第2話

私があの女ーー原田綾がユキ君に近づこうとしているのを知ったのは、同じクラスの友達の話からだった。


「昨日の音楽番組見た!?ユキ君めっちゃカッコよかったねー!!」

「え?何?ユキ?」

「もーユキ君だよ!こないだも教えたじゃーん」

「ごめん、あんまり興味湧かなくてさ」

「うそあのイケメン見て興味湧かないってどういうこと!?」

「ははは・・・・・・」


知らないフリをしているのはもちろん演技だ。

私はクラスでは「アイドルに興味がない女子生徒」として通ってる。そうでもしないときっとユキ君とのこと、隠せないと思っているから。

友達を騙していることに罪悪感がないわけじゃない。

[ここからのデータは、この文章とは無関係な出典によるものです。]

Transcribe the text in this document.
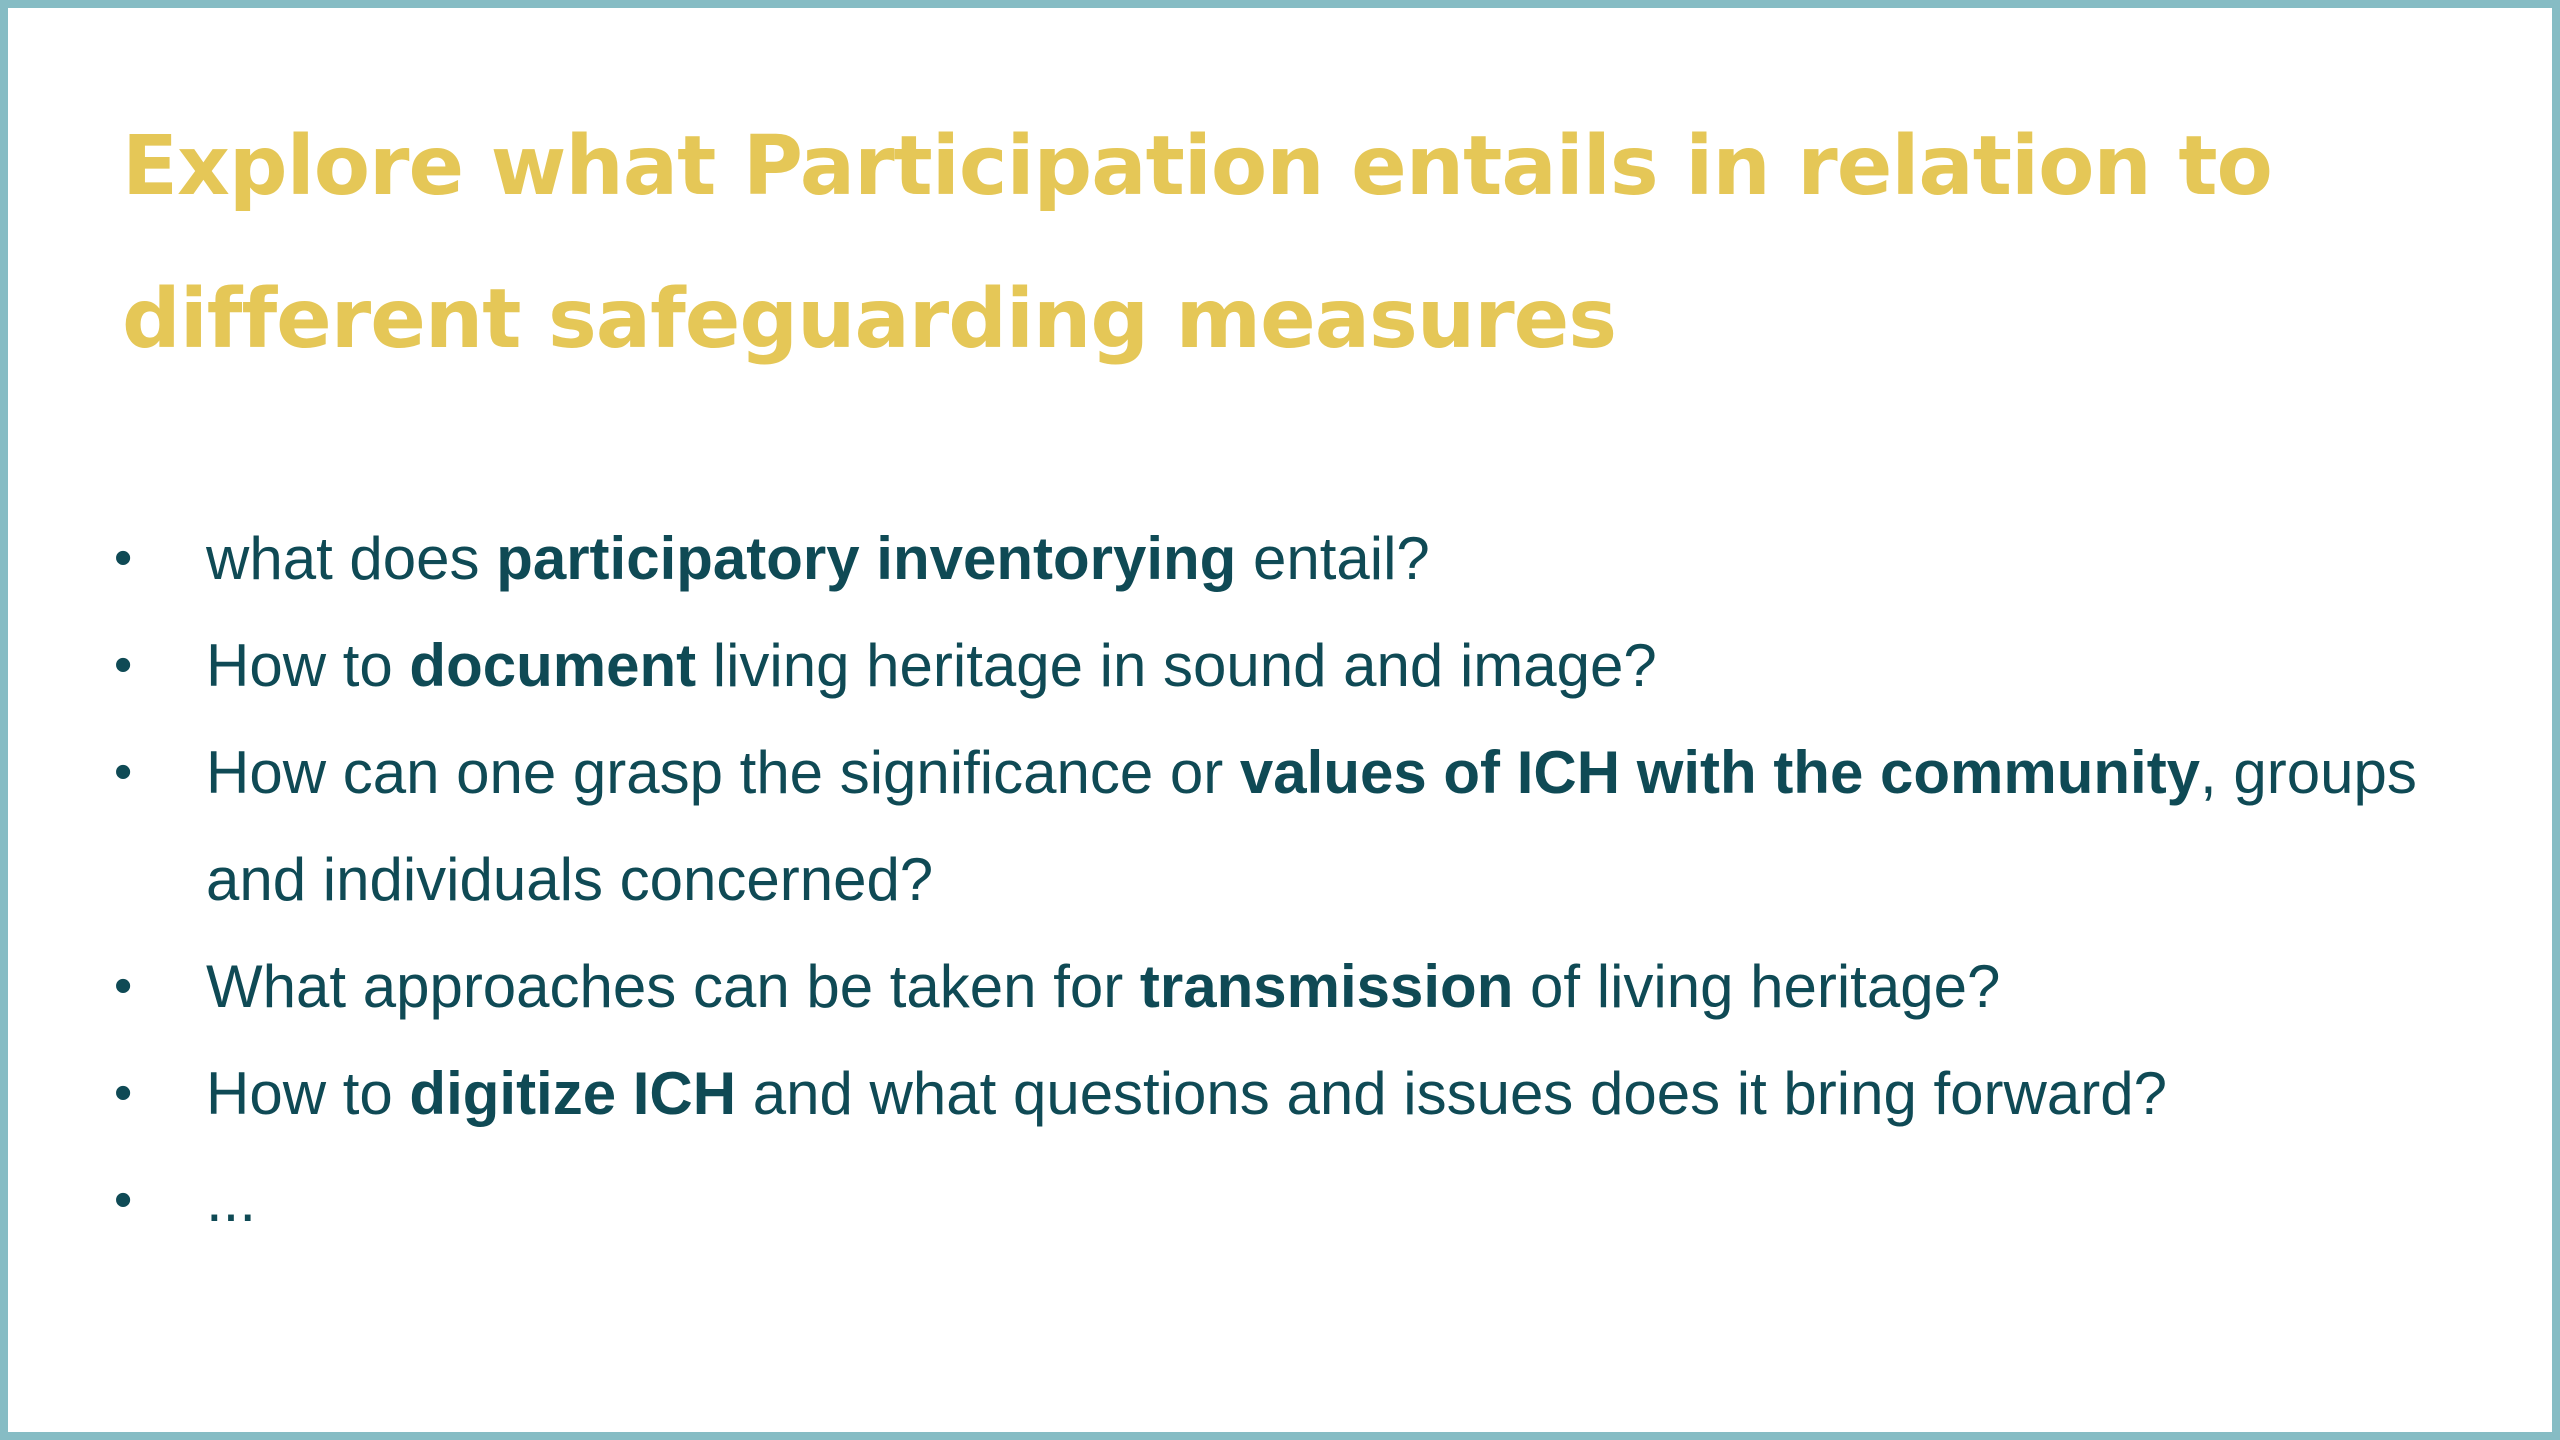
Explore what Participation entails in relation to different safeguarding measures
• what does participatory inventorying entail?
• How to document living heritage in sound and image?
• How can one grasp the significance or values of ICH with the community, groups and individuals concerned?
• What approaches can be taken for transmission of living heritage?
• How to digitize ICH and what questions and issues does it bring forward?
• ...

それでもやっぱり私はユキ君のことを一番考えないといけないと思ってる。

アイドルに彼女がいるなんて知られたら大炎上してしまうことは目に見えてる。

そんなリスクを冒してでも、ユキ君は私と付き合ってくれているんだから、私だってそんなユキ君の気持ちに全力で応えたい。


「そういやまたあいつユキ君のほう見てたでしょ?」

「え、またぁ!?こないだもなーんか妙な写真、インスタにあげてたよね?」

「もうあいつマジで何なの。ユキ君に近づこうとしてんの?」

「もう付き合ってたりしてんのかな」

「やだやめてよ!絶対ない!ないから!」



ユキ君、今頃何してるのかなーなんてぼんやりしていたら、聞き捨てならない会話が聞こえてきてしまった。


「ね、あいつって誰?」

「あいつだよあいつ!まーアンタはユキ君にも興味ないくらいだから、女アイドルなんてもっと知らないか」

「えー教えてよー」

「昨日の音楽番組に一緒に出てた女アイドルの」


ーー原田綾って子だよ。前からユキ君のこと狙ってるとか、なんならもう彼女だって噂があるんだよね。



この話を聞いても、動揺を見せずに「そうなんだー」と返せた私は、今からでも女優を目指せるんじゃないかと思った。


チャイムが鳴ってみんなが座席に戻っていく。

私も戻る。


「みなさん、おはようございます」

「おはようございまーす」


先生に挨拶を返しながら、私はこっそりスマホで「原田綾」を検索した。